In the previous article I walked you through one approach for getting information from Live out to a controller using M4L and some remote MIDI routing. In this section we’ll look at how we can use the Live API to fully integrate our devices into the Live environment.
One thing I wanted to do with this patch was interact with the live set, and get information about the live set into the patch to influence the brightness of the LEDs via the API. I thought that being able to mute and solo tracks and launch clips would be a good exercise. You might be thinking that you could just do this with MIDI mapping for the same functionality. Yes you could, but doing it this way can afford you greater flexibility, complexity and portability. We will see evidence of this in future articles, but for now just trust me on this. You can download the devices in the example set HERE:
The Live API gives us access to the nuts and bolts of Live itself. Tracks, clips, devices, pretty much everything that you can interact with in the application we can manipulate from inside a M4L device. There’s a lot of documentation on this available from cycling ‘74 and Ableton, so I won’t get into the nitty gritty, but I’ll tell you how I visualize it. You can see it as a hierarchy of objects, with the live_set at the top. The live_set has properties like ‘BPM’, functions like ‘stop’, and children like ‘tracks’. You can observe properties, you can call functions, and you can navigate to children. This holds true for all levels of the API. It might take you a bit to wrap your head around this, but once you learn how to find your way around the API you can get anywhere you want really quickly. I have found the group of objects to the right very handy for getting information about the API.
This will print to the max window all of the information about the object located at ‘path live_set’. You can find the children and then just add that to the end of the path at the top to get all the information about that object. Rinse and repeat to go anywhere in the Live set.
For example if we want to control the Mute buttons on the first track. We send a message: ‘path live_set tracks 0’ to a live.path, then send the id out to a live.object.To do this programmatically I used an [uzi] and] to count up the tracks (0 to 3, all counts begin at zero as is the norm in most programming), and then used a gate to route the paths to the live.objects. You can see that construction over to the left here. You can statically define all the paths, but this looks nicer and is a bit more elegant.
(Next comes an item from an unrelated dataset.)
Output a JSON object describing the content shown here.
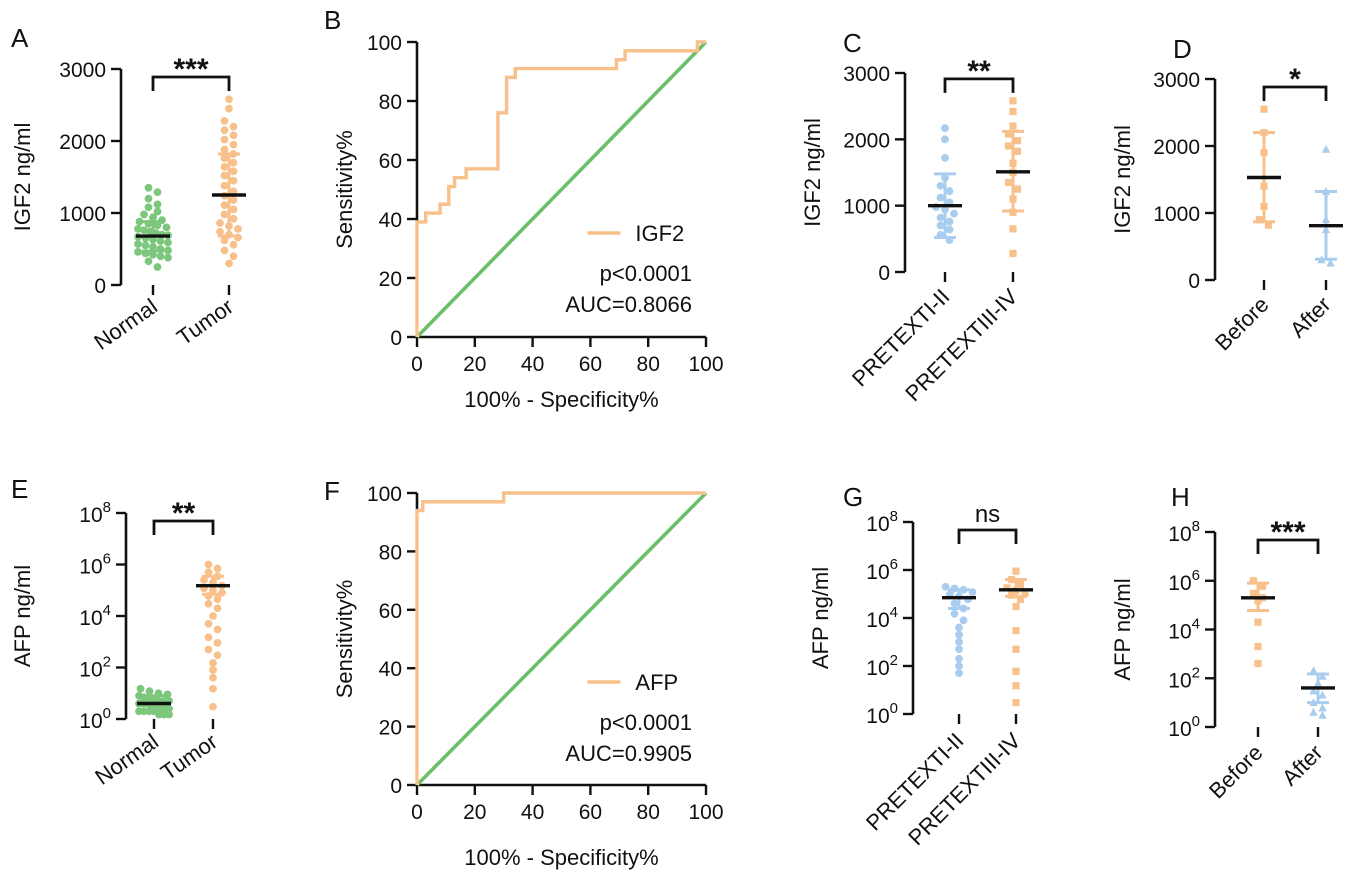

Now we simply send a message ‘set_mute 1’ to mute, and ‘set_mute 0’ to unmute the track. You can see this in the ‘solo_mute_fire’ sub patch.
That patch also contains the math for converting the MIDI notes into a 4 track by 7 clip grid. Because all the notes on this preset are consecutive, it was easy to use some division and modulo math to neatly do this, as you can see over to the right.
Whenever a MIDI note is received that is above 7, it calculates the path of that clip that the MIDI note is referencing. Then assigns that path to a live.object, and calls the ‘fire’ function to launch the clip. Dynamically assigning a path to an object before calling a function like this prevents us from having 28 live.objects in our patch. That would be a huge mess!
So now we are telling Live to do things, but one of the great things about controllers these days is the amount of visual feedback you can get. I wanted to monitor the mute and solo properties of the tracks and influence the LED brightness based on if you were hearing the audio on those tracks. This turned out to be the most challenging and problematic part of the patch due to the logic involved in getting all the lights to turn off. Let’s try and write it out in plain English:
The lights will be bright if the track is not muted, or if the track is soloed. The lights will be dim if the track is muted, but not soloed or if any of the other tracks are soloed, but this one is not.